In der kleinen Stube auf der Giebelseite des Hauses, mit der Aussicht auf den Hausgarten, in dem die Narzissen und Aurikeln blühten, saß Agnete und dachte an ihre Heimat. Es war an einem der ersten Juniabende, ein milder, feuchter Abend mit Nebel und schwachem Mondschein. Der Duft von dem großen Holunderstrauch drang stark und betäubend durchs offene Fenster herein, auf dessen niederem Gesimse Agnete saß, ihr Haar für die Nacht ordnend. Die Finger glitten mechanisch wie zärtlich durch das lange, glänzende Haar, das ihr über Schultern und Brust herab hing, während sie in Gedanken versunken flocht und flocht und halb unbewußt leise eine alte, melancholische Volksweise vor sich hinsang.

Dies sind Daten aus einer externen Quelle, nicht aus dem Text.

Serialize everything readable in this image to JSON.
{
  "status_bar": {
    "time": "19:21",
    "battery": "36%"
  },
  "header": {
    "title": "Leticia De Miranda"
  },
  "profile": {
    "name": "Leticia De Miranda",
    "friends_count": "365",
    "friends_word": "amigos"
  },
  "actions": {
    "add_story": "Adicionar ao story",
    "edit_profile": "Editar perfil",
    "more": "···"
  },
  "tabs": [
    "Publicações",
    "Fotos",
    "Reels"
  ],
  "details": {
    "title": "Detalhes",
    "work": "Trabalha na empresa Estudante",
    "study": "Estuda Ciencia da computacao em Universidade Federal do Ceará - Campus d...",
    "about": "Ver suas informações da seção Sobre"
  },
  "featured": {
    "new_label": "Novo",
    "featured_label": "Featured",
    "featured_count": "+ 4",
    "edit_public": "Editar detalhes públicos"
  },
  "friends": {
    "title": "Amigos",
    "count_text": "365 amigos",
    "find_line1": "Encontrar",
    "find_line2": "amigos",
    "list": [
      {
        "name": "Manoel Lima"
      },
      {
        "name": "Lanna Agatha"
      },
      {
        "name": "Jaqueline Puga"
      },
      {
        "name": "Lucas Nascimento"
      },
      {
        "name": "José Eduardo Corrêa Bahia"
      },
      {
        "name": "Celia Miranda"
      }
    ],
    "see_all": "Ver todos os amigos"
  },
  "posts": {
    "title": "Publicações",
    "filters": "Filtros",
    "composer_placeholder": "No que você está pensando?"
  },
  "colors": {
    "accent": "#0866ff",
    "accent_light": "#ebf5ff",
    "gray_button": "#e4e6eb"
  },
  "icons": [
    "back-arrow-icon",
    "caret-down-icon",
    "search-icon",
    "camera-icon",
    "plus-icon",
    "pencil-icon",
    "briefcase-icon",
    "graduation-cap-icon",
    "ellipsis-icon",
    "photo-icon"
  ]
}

Da raschelte es drunten an der niedrigen Mauer, die den Garten des Kriegsrats von der unansehnlichen, menschenleeren Hintergasse trennte. Agnete wandte hurtig den Kopf, in der hellen Sommernacht konnte sie alles um sich her deutlich unterscheiden. Sie ergriff einen der Zweige des Holunderstrauchs und neigte sich weit aus dem Fenster, um die Ursache des Geräuschs zu entdecken: nein – es war nichts zu sehen! Oder verhinderte sie vielleicht nur der große Strauch, genau zu sehen? Unbekümmert und furchtlos, wie sie von Natur war, setzte Agnete darauf ihren Gesang fort.

Da hörte sie, und zwar jetzt ganz deutlich, wie jemand sich zwischen dem Holunderstrauch und der Mauer gerade unter ihrem Fenster durchzudrücken suchte. Sie erhob sich vom Fensterbrett; plötzlich fiel es ihr jedoch ein, es werde wohl Stine sein, die bei einem Tanzvergnügen der Artilleristen gewesen war.

»Bist du es, Stine?« fragte sie leise, um niemand im Hause aufzuwecken und das Mädchen nicht in Angst zu bringen.

»Nein, Agnete,« flüsterte eine Stimme, die sie nur allzu gut kannte, obgleich sie jetzt von halbunterdrücktem Lachen beinahe erstickt war. »Du hättest sofort erraten müssen, daß ich es bin!«

Und triumphierend, froh und glückselig, endlich das letzte Hindernis überwunden zu haben, drängte sich Lieutenant Skytte durch den dichten Holunderstrauch.

Wäre er am hellen, lichten Tag reuevoll und feierlich in die Staatsstube des Kriegsrats getreten, so wäre Agnete sicherlich, in der Erinnerung an ihre letzte stürmische Unterredung in Mamsell Fikens Stube, ein wenig verlegen gewesen und auch, wie sie zu sagen pflegte, etwas » fière und retirée«. Aber jetzt am Abend, da er wie ein Landstreicher keck und demütig zugleich ohne weiteres über die Mauer kroch und schmutzig, mit zerrissenen Kleidern und ohne Mütze im Mondschein gerade unter ihrem Fenster auftauchte, da konnte sie ihre überlegene Würde nicht einen Augenblick länger aufrecht erhalten. Ohne an ihren etwas mangelhaften Anzug und ihr aufgelöstes Haar zu denken, streckte sie ihm ungeziert und sehnsuchtsvoll beide Hände entgegen und flüsterte mit jubelndem Ton: »Vetter Joachim …!«

Da war nicht mehr die Rede von Versöhnung oder Vergebung; keins von beiden erinnerte sich in diesem Augenblick an die bitteren Worte von Munkeboda. Er legte nur seine beiden Arme um sie, wie sie noch auf dem Fenstersims saß, und als sie sich innig ohne jeglichen Widerstand zu ihm herunterneigte, küßte er sie heiß und feurig auf ihre süßen Lippen.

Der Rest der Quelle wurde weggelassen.